Belum satu generasi pahlawan 45 mewariskan kemerdekaan, bulu roma dibuat merinding, karena para penerima warisan dalam pengelolaan negara plus di era Otonomi Daerah belum menghasilkan Sumber daya Manusia handal. Pendidikan sebagai jembatan emas pembentukan kualitas sumber daya manusia dikelola dengan managemen berbasis komoditas. Ajaran pendidikan moral dan etika secara perlahan ditiadakan, pendidikan kebangsaan, nasionalisme, patriotisme juga sengaja di hapus dan secara perlahan menghilang dalam memori otak dan benak anak-anak masa depan. Akses informasi melalui HP dan internet menjadi lahan subur mennginjeksi budaya barat, menscaning dan mencuci otak anak-anak, membius serta membuai mereka. Ibarat sebuah mata uang yang memiliki dua sisi, sisi negatif dari budaya barat yang kotor lebih mudah terakses dan terekam. Sesuai dengan jiwa muda yang penuh petualangan, akses situs porno lebih banyak mereka konsumsi. Siapa yang peduli dan mampu menangkalnya ?
Siapa yang peduli ? Budaya individualistik mengajarkan aku, aku, kamu, kamu. Kilasan kenangan tentang budaya guyub, budaya komunal, budaya saling mengingatkan, budaya lisan yang penuh kaya makna, adluhung, pelan tapi pasti mulai terhapus dan tercerabut dari akarnya. Siapa yang salah ?  Siapa yang alpa ? Siapa yang salah dan alpa ? Pertanyaan ini menggaung, memantul-mantul dan bergema ke seluruh pelosok negeri.
Untuk menjawab tanya siapa yang salah dan alpa, hanya akan terjawab ketika semua anak bangsa mau merendahkan hati berpaling dalam sanubari masing-masing. Para pejabat di semua lingkungan institusi, para pengajar mulai dari TK nol kecil sampai profesor,  para babu sampai majikan, para lomglomerat sampai buruh, politisi, budayawan, rohaniawan, agamawan, para pemimpin formal dan informal untuk bisa menjadi pemimpin sejati. Pemimpin sejati bukanlah sosok karismatik yang dielu-elukan, pemimpin sejati bukanlah sosok yang dikultuskan serta mempunyai jutaan penggemar. Tetapi pemimpin yang benar-benar sejati, adalah pemimpin yang mampu memimpin diri sendiri, mampu menjadi teladan bagi diri sendiri. Karena dalam spiritual Islam disampaikan, “Setiap orang dari kamu adalah pemimpin, dan kamu bertanggungjawab terhadap kepemimpinan itu” (Al-Hadist, H.R. Tirmidzi, Abu Dawud, Shahih Bukhari dan Muslim).

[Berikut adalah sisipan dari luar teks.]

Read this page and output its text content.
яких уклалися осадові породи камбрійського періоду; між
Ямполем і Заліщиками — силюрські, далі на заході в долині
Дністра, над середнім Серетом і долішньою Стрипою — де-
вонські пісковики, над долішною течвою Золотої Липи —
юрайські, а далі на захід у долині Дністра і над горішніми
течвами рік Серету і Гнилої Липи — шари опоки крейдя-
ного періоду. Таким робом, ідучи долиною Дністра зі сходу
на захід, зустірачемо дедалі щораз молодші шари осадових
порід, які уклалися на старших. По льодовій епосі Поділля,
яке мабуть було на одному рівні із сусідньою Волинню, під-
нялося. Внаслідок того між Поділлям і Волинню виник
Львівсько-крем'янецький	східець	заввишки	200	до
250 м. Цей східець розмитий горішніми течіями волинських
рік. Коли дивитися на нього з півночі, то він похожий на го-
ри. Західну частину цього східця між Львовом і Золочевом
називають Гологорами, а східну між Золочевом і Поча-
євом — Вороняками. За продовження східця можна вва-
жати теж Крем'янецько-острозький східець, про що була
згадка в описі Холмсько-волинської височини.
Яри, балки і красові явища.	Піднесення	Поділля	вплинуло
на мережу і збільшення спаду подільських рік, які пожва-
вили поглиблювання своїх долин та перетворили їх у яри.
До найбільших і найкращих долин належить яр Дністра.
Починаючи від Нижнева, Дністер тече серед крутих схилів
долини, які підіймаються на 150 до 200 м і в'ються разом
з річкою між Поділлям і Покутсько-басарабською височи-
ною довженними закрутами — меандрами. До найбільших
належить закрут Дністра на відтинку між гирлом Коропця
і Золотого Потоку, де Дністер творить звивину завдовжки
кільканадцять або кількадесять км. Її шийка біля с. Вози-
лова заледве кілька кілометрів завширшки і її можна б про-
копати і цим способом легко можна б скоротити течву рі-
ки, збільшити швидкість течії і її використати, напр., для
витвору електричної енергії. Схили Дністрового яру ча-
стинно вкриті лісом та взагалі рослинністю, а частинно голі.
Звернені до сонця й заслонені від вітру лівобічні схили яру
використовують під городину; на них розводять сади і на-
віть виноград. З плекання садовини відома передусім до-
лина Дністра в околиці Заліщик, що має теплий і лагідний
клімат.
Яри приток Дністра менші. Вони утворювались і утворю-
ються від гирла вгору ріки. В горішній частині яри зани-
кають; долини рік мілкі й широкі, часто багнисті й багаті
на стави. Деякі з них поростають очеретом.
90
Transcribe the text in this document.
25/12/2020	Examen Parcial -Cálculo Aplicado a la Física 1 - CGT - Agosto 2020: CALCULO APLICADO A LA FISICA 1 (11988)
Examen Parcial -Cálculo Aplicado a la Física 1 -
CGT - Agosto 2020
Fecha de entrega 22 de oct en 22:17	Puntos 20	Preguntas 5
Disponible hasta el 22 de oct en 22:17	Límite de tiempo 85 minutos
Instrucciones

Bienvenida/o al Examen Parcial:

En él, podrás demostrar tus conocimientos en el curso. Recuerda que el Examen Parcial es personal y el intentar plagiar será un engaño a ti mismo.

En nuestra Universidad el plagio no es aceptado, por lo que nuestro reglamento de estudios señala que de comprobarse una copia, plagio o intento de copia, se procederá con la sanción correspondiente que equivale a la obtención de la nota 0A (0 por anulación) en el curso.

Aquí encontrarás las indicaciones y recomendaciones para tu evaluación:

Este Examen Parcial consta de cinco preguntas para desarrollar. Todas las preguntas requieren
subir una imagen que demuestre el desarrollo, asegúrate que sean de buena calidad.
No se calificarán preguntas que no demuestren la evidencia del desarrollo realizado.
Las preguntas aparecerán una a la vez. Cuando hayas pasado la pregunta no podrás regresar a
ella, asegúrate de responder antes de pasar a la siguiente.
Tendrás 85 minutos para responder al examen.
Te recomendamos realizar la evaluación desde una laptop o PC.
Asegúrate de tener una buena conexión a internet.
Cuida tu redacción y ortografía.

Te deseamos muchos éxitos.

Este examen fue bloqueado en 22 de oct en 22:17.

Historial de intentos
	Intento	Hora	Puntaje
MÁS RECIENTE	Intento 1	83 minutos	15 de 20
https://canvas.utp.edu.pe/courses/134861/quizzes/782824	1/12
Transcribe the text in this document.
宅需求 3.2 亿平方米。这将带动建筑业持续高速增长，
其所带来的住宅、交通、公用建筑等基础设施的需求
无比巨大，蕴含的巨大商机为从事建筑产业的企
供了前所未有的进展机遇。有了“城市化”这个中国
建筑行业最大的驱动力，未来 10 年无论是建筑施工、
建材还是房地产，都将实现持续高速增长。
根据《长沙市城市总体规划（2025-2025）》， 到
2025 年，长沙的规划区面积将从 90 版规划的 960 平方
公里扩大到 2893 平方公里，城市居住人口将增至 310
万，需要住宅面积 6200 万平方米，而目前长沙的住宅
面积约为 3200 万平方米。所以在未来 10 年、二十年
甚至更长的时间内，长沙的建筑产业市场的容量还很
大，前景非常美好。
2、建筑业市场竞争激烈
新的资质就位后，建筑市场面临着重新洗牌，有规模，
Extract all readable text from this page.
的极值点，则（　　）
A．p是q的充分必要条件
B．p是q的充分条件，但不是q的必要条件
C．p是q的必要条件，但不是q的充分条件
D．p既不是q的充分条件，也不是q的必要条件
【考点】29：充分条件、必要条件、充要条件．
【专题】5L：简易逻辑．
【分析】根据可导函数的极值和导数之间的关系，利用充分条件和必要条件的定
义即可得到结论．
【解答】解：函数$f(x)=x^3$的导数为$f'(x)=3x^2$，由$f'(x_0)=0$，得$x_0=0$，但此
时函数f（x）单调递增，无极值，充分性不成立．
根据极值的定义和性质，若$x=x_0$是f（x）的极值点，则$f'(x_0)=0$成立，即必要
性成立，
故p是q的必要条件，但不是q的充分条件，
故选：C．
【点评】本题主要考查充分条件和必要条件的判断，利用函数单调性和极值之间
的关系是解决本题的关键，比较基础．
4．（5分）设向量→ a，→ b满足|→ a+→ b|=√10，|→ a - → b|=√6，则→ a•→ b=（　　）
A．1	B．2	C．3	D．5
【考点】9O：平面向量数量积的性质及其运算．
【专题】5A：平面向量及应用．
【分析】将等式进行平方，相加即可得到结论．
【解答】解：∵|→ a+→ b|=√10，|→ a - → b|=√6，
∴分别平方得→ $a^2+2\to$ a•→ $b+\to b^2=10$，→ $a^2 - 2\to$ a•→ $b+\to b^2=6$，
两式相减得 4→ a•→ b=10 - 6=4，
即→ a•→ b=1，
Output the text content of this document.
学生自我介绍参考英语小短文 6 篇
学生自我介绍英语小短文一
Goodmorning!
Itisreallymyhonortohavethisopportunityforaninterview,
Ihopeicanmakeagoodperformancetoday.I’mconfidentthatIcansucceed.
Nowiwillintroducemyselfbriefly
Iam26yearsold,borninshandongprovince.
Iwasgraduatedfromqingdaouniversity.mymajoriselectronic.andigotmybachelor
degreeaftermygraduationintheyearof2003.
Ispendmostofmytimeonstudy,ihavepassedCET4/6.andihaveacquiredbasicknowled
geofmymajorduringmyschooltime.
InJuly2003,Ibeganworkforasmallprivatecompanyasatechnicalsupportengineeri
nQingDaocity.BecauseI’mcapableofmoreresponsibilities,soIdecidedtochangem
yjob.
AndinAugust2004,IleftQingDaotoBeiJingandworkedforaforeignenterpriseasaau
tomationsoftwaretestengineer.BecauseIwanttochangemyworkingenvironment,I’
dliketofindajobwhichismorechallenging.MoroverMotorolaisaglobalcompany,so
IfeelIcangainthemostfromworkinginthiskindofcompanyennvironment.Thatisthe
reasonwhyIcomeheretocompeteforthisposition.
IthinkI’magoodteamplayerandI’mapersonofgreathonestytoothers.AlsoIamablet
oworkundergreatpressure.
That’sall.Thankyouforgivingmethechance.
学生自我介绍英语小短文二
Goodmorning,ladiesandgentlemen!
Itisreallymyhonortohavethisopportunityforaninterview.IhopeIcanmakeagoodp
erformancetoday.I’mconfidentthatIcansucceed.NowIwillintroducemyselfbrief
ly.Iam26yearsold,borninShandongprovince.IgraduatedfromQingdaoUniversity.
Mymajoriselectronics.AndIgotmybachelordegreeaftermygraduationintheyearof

Tugas memproduksi pemimpin secara riil ada di tangan pendidikan, dan anak-anak bangsa merupakan aset masa depan. Sangatlah naif kalau aset masa depan tersebut jatuh terpuruk, tersungkur karena kealpaan, kesalahan dan kenaifan. Sudah waktunya tidak perlu menudingkan telunjuk, mencari kambing hitam kesalahan. Sudah waktunya bangkit bersama, merapatkan barisan dan meneyelamatkan aset bangsa dalam sebuah sistem yang terpadu. Sudah waktunya menanamkan kembali nilai-nilai kemanusiaan, nilai-nilai moralitas, nilai-nilai humanisme, nilai-nilai patriotisme dan cinta tanah air serta mengenalkan kembali budaya pantang menyerah, budaya kerja keras, budaya cinta ilmu.
Sudah waktunya bersama-sama merefleksi diri, mensyukuri nikmat dan berterima kasih kepada generasi 45 yang telah mewariskan kekayaan yang tak ada bandingannya, yaitu sebuah kemerdekaan. Walaupun secara penuh dan utuh kemerdekaan itu belum tergenggam di tangan, setidaknya perjuangan panjang dalam memperjuangkan hakekat kemerdekaan yang meliputi memperjuangkan hak-hak rakyat, merdeka politik, merdeka ekonomi dan sosial budaya, merdeka dari penjajahan global mempunyai ruh. Tugas itu merupakan tanggungjawab bersama yang wajib di pikul oleh semua anak bangsa.
Terimakasih pahlawan, terima kasih.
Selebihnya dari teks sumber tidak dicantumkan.